I think I can keep these settings for 1024 shared buffers. Or not? Help


----------



## donduq (Dec 13, 2012)

Despite the topic's age I think this is a very interesting question. I want to learn about this subject because FreeBSD's maturity has fully won me over. I didn't have to deal with these settings on my Linux servers although I'll admit this is only an assumption. Yes, I know of which things Assumption is the mother. :e

At any rate, I am not used to "sysadminning" these types of settings so does anyone care to shed some light on this? I'd like to know what shared memory is and what the above sysctls do (and cost). 

This subject also made me wonder: why are sysctls like these set to static values, as opposed to e.g. something in the kernel that is able to detect what the (root) user's program requires and then tweaks these values on the fly?

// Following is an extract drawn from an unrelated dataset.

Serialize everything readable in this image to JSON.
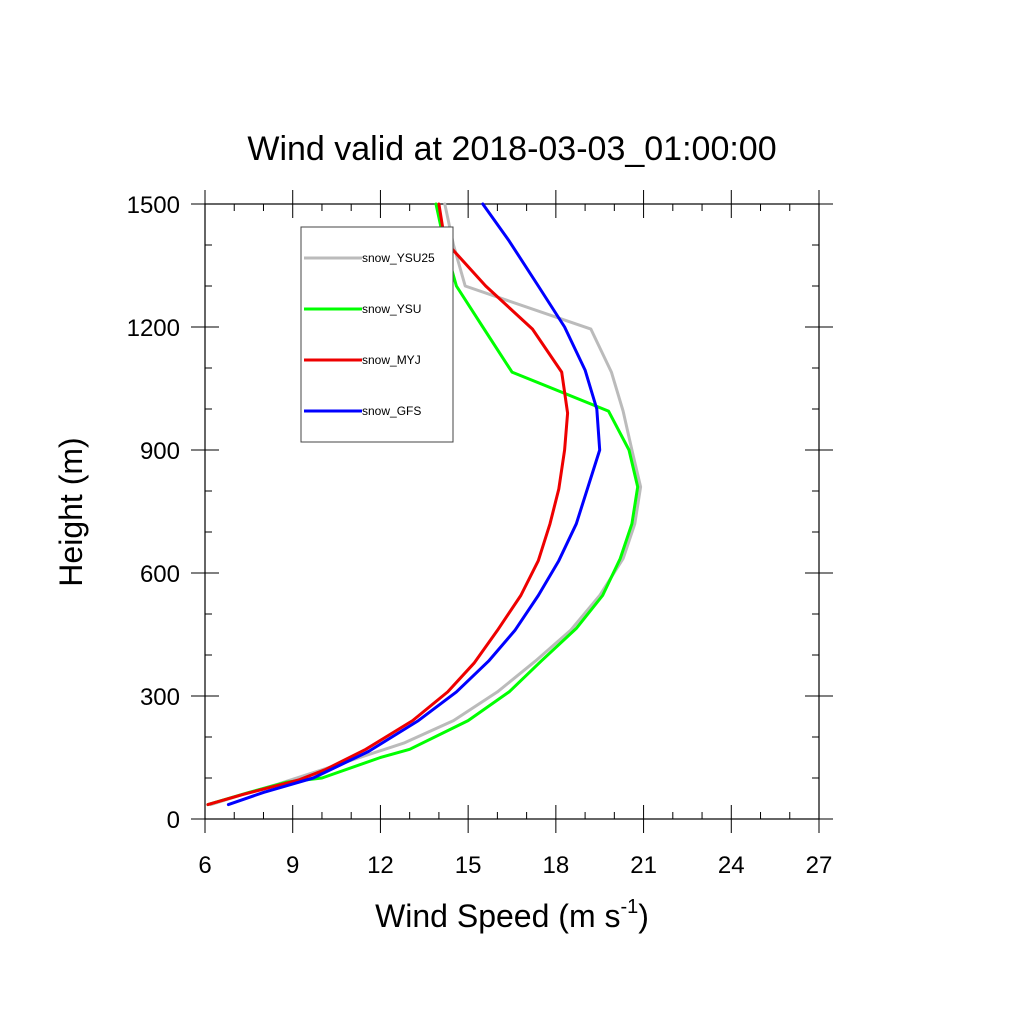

And lastly; considering my earlier assumption I'd also like to know how Linux deals with these 'things' for lack of a better term. :stud


----------



## SirDice (Dec 13, 2012)

donduq said:
			
		

> At any rate, I am not used to "sysadminning" these types of settings so does anyone care to shed some light on this? I'd like to know what shared memory is and what the above sysctls do (and cost).

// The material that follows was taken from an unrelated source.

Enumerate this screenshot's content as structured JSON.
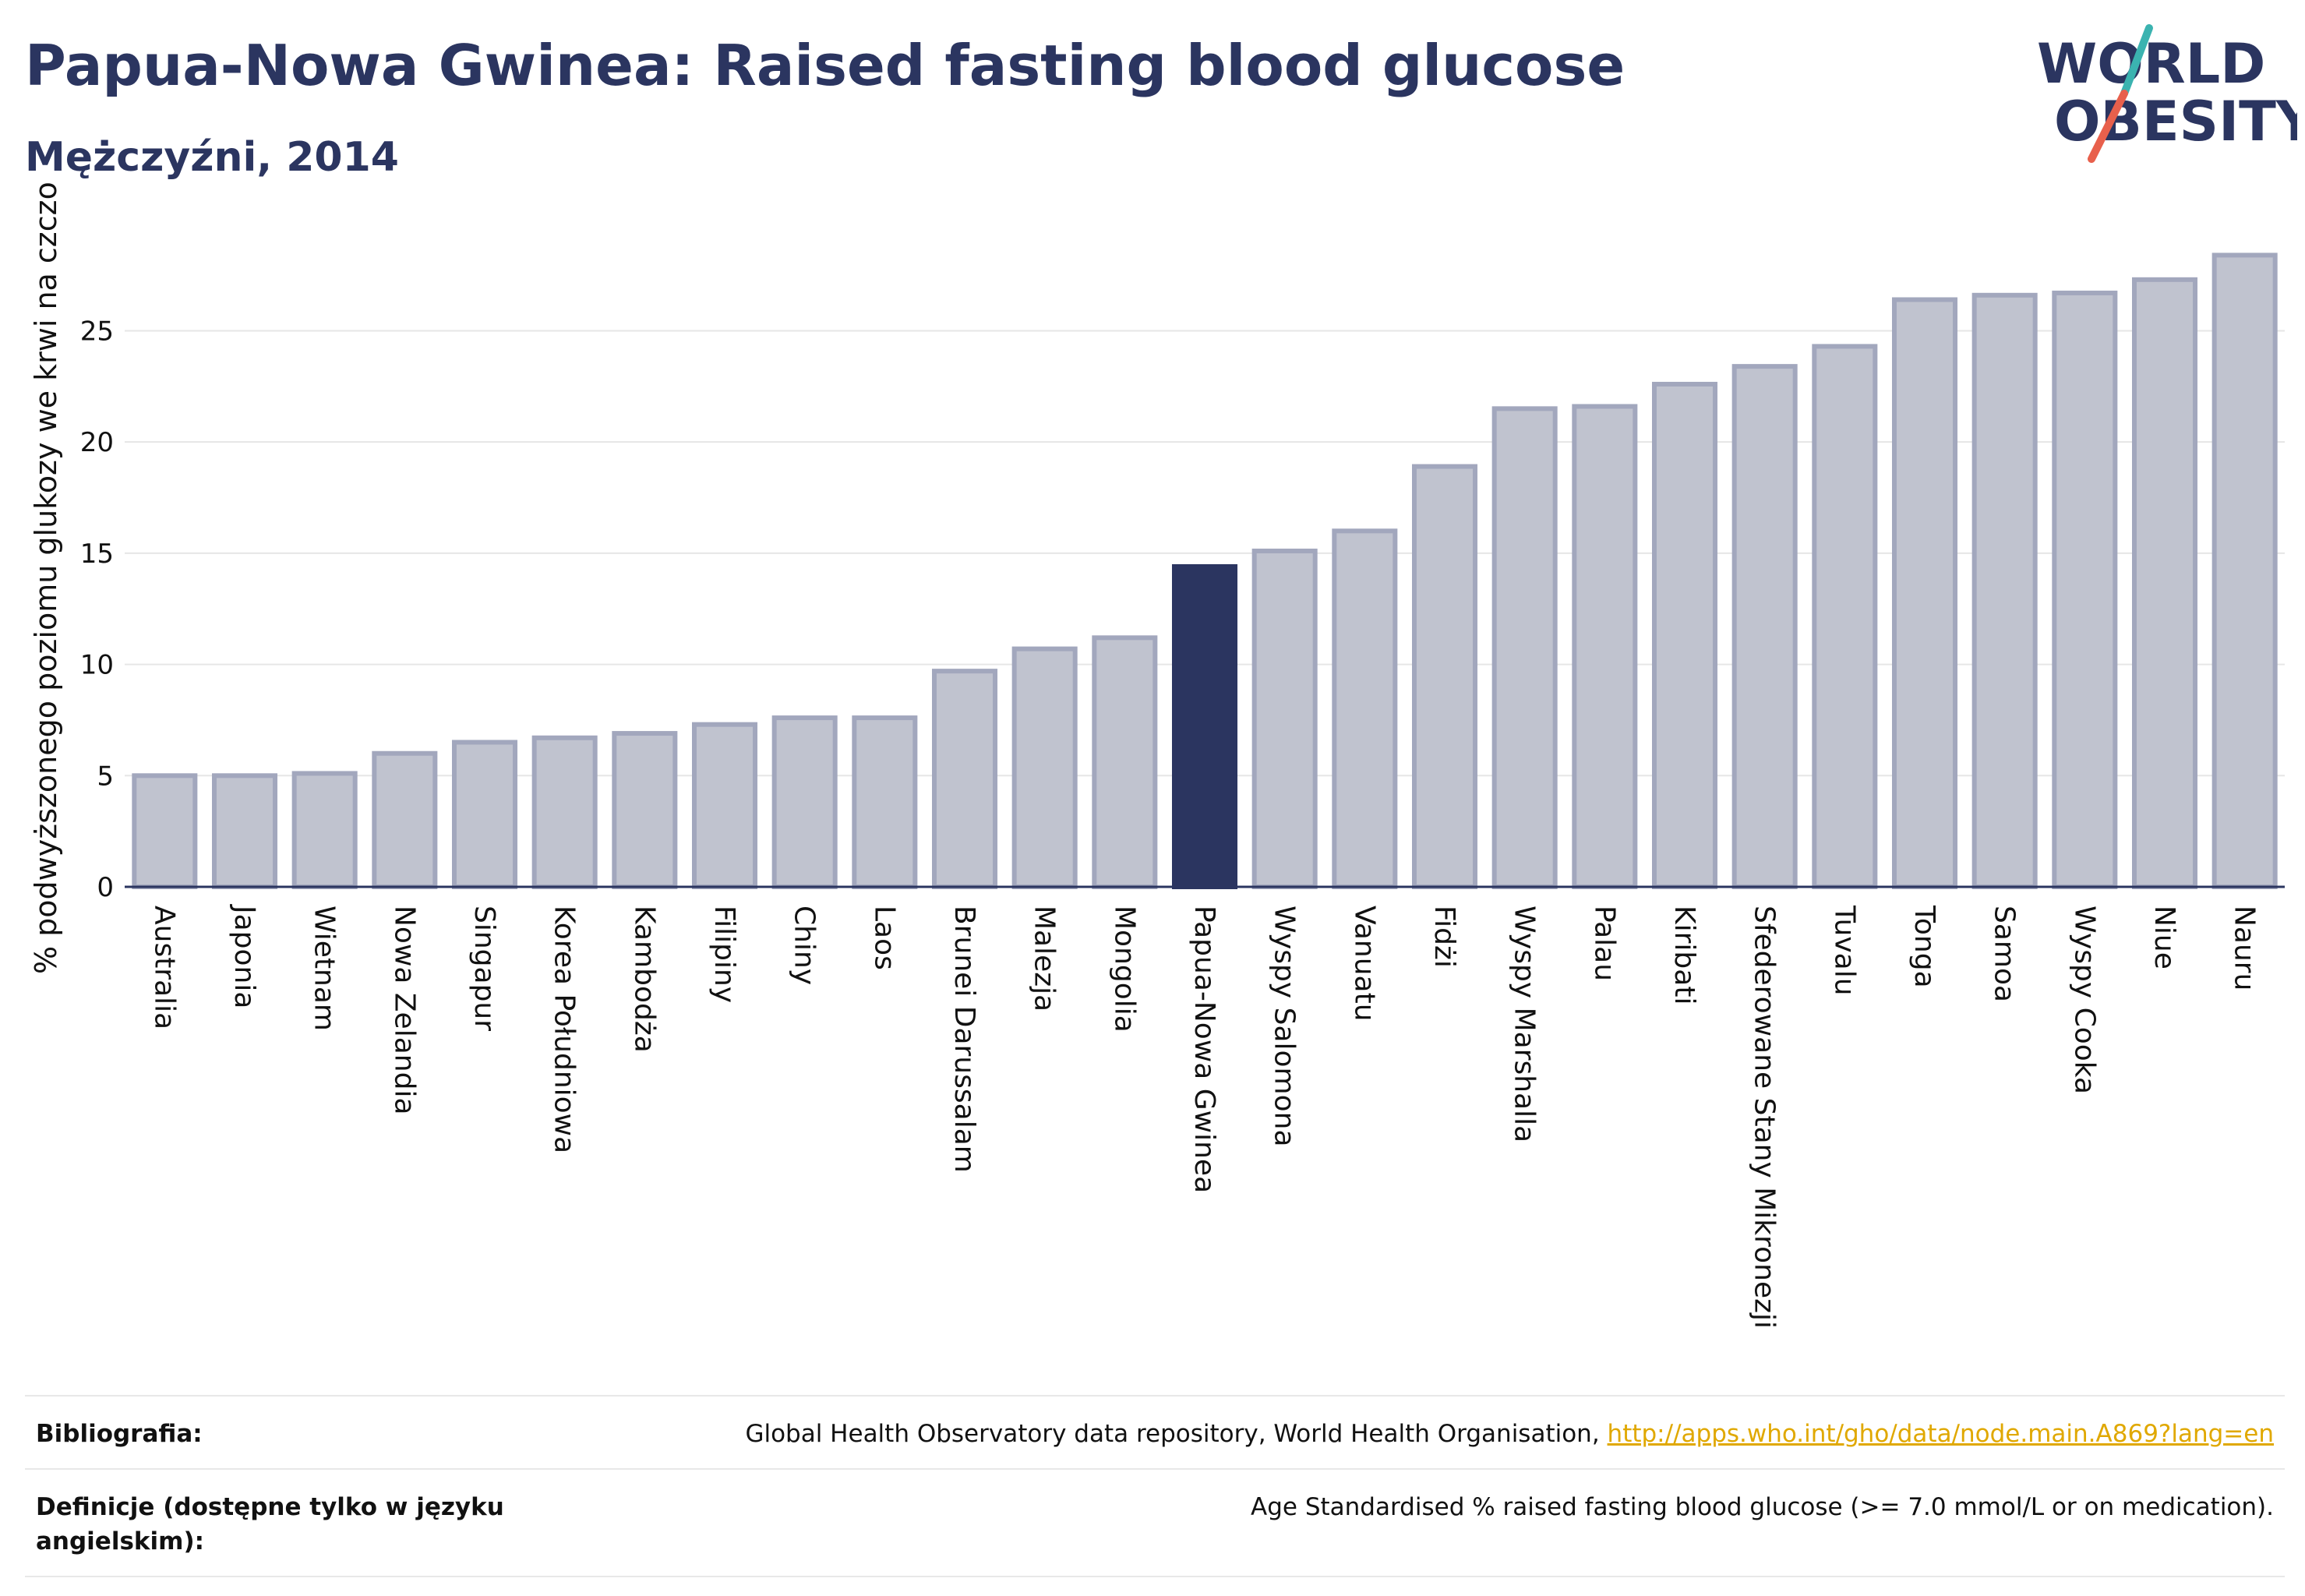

Lets see if I can keep this as simple as possible. Normally an application gets it's own "memorymap", it's a virtual map. On 32 bit operating systems this is usually 4GB. This virtual map gets 'converted' to physical memory by the MMU. Now suppose you have two separate applications that need to exchange data. They can't access each other's memory, the system (mostly the MMU) won't allow it. This is where 'shared memory' comes in. An application can request a certain amount of it and another application is able to access that shared bit. Now both applications can exchange and share data.



> This subject also made me wonder: why are sysctls like these set to static values, as opposed to e.g. something in the kernel that is able to detect what the (root) user's program requires and then tweaks these values on the fly?


A good question, unfortunately I can't answer it.



> And lastly; considering my earlier assumption I'd also like to know how Linux deals with these 'things' for lack of a better term. :stud


In a similar fashion. Linux also has "shared memory", they just implemented it differently.


----------